This section is from the "Henley's Twentieth Century Formulas Recipes Processes" encyclopedia, by Norman W. Henley and others.
Let pure glue swell in cold water; pour and press off the excess; put on the water bath and melt. Paper or other material cemented with this is then immediately, before the cement dries, submitted to the action of formaldehyde and dried. The cement resists the action of water, even hot.
Melt together equal parts of good pitch and gutta percha. To 9 parts of this mass add 3 parts of boiled linseed oil and 1/6 part litharge. The heat is kept up until, with constant stirring, an intimate union of all the ingredients has taken place. The mixture is diluted with a little benzine or oil of turpentine and applied while still warm.

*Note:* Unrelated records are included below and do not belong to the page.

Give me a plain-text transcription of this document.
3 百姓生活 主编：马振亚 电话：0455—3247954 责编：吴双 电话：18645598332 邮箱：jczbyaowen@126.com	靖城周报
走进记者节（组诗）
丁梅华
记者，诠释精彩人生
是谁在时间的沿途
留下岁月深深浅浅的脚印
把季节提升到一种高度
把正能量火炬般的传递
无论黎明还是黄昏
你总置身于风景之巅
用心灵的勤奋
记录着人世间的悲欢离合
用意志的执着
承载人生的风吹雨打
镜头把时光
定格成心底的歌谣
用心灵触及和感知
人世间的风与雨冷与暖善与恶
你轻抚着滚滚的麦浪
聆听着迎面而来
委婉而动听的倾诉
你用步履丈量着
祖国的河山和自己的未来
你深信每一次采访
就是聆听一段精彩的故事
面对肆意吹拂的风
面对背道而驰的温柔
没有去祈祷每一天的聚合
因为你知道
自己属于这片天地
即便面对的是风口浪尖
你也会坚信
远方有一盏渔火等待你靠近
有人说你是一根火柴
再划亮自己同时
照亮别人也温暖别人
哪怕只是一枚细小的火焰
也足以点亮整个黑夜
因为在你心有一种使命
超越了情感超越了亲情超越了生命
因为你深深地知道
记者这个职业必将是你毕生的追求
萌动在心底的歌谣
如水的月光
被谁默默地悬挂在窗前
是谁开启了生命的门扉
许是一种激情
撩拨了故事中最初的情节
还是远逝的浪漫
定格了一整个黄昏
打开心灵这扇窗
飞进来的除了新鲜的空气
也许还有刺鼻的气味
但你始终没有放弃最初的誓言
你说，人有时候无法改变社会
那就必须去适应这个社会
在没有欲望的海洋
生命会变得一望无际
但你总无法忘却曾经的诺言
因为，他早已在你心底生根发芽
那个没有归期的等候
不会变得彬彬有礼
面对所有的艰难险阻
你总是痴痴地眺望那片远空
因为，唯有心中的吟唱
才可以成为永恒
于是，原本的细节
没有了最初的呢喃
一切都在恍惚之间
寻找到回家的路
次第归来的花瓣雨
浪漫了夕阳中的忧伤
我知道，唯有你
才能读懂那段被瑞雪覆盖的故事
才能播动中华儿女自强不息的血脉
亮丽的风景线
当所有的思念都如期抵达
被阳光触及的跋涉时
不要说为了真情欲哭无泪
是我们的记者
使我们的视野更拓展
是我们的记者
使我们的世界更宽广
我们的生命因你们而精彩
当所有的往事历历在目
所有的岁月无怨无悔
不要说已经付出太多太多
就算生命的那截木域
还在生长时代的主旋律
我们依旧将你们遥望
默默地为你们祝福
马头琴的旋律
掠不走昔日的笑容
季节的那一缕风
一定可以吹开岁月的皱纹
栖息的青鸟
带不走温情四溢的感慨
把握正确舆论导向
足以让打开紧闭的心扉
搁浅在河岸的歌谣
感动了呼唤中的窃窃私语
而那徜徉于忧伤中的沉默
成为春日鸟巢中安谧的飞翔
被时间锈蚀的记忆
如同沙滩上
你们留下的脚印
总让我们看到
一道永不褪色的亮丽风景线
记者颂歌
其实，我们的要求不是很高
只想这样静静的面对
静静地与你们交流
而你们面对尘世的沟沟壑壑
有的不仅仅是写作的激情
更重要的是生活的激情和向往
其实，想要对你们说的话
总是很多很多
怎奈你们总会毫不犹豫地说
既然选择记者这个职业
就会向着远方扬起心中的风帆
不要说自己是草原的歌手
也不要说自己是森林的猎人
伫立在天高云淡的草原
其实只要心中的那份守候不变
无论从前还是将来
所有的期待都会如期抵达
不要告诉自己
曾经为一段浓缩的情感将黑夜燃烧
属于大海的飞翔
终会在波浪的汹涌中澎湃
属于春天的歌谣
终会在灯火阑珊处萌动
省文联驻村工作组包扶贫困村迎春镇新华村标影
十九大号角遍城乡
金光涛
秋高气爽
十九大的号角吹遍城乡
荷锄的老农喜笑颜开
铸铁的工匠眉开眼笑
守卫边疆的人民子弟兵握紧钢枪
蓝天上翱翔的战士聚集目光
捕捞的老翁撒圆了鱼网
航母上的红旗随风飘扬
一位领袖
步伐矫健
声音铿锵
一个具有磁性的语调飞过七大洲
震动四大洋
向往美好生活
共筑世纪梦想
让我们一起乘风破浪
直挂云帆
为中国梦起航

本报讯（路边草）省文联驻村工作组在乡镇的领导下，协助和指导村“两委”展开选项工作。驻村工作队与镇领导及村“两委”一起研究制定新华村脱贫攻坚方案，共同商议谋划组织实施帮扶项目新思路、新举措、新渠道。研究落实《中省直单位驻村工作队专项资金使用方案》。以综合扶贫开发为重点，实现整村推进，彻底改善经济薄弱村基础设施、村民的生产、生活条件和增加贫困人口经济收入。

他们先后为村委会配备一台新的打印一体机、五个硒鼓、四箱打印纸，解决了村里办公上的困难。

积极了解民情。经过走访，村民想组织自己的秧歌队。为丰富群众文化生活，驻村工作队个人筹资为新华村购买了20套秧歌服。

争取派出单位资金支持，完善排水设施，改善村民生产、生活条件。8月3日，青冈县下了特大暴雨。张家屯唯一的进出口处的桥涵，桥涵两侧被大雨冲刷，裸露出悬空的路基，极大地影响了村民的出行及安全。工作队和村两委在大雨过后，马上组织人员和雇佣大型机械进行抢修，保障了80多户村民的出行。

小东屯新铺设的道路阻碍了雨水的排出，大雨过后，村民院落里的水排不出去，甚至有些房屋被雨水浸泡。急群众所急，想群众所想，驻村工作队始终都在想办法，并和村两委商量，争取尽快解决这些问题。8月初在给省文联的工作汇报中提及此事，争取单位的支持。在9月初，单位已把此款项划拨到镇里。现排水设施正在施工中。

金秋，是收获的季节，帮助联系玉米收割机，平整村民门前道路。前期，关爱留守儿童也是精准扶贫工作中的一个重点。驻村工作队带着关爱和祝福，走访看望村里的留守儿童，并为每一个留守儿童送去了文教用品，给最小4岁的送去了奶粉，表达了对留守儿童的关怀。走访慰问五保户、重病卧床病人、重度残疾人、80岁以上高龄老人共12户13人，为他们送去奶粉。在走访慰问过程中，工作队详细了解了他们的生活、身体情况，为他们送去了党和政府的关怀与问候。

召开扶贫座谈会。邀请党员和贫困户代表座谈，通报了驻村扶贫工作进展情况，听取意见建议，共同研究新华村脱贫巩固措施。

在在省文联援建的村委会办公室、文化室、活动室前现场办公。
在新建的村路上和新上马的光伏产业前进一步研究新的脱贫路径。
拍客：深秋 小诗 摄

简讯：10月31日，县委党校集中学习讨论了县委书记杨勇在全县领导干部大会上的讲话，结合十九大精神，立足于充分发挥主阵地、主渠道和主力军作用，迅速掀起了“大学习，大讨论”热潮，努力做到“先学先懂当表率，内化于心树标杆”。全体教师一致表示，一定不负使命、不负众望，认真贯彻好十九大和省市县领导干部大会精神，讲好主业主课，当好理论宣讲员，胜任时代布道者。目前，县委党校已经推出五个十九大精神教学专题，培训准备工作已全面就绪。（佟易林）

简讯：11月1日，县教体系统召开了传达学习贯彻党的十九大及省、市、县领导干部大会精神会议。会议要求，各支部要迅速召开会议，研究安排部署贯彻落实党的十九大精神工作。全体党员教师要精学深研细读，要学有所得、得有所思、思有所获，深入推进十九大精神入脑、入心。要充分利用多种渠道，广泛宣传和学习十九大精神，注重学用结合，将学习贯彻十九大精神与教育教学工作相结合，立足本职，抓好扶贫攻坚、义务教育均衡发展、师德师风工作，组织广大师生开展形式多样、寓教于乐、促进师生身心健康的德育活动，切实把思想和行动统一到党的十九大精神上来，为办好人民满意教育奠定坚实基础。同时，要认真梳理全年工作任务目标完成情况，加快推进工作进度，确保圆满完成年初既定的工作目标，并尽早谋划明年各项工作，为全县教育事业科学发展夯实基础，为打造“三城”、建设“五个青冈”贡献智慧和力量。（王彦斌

The cement is waterproof.
The National Druggist says that experience with pasting or cementing parchment paper seems to show that about the best agent is casein cement, made by dissolving casein in a saturated aqueous solution of borax.
The following is recommended for paper boxes:
Chloral hydrate...... 5 parts
Gelatin, white....... 8 parts
Gum arabic......... 2 parts
Boiling water........ 30 parts
Mix the chloral, gelatin, and gum arabic in a porcelain container, pour the boiling water over the mixture and let stand for 1 day, giving it a vigorous stirring several times during the day. In cold weather this is apt to get hard and stiff, but this may be obviated by standing the container in warm water for a few minutes. This paste adheres to any surface whatever.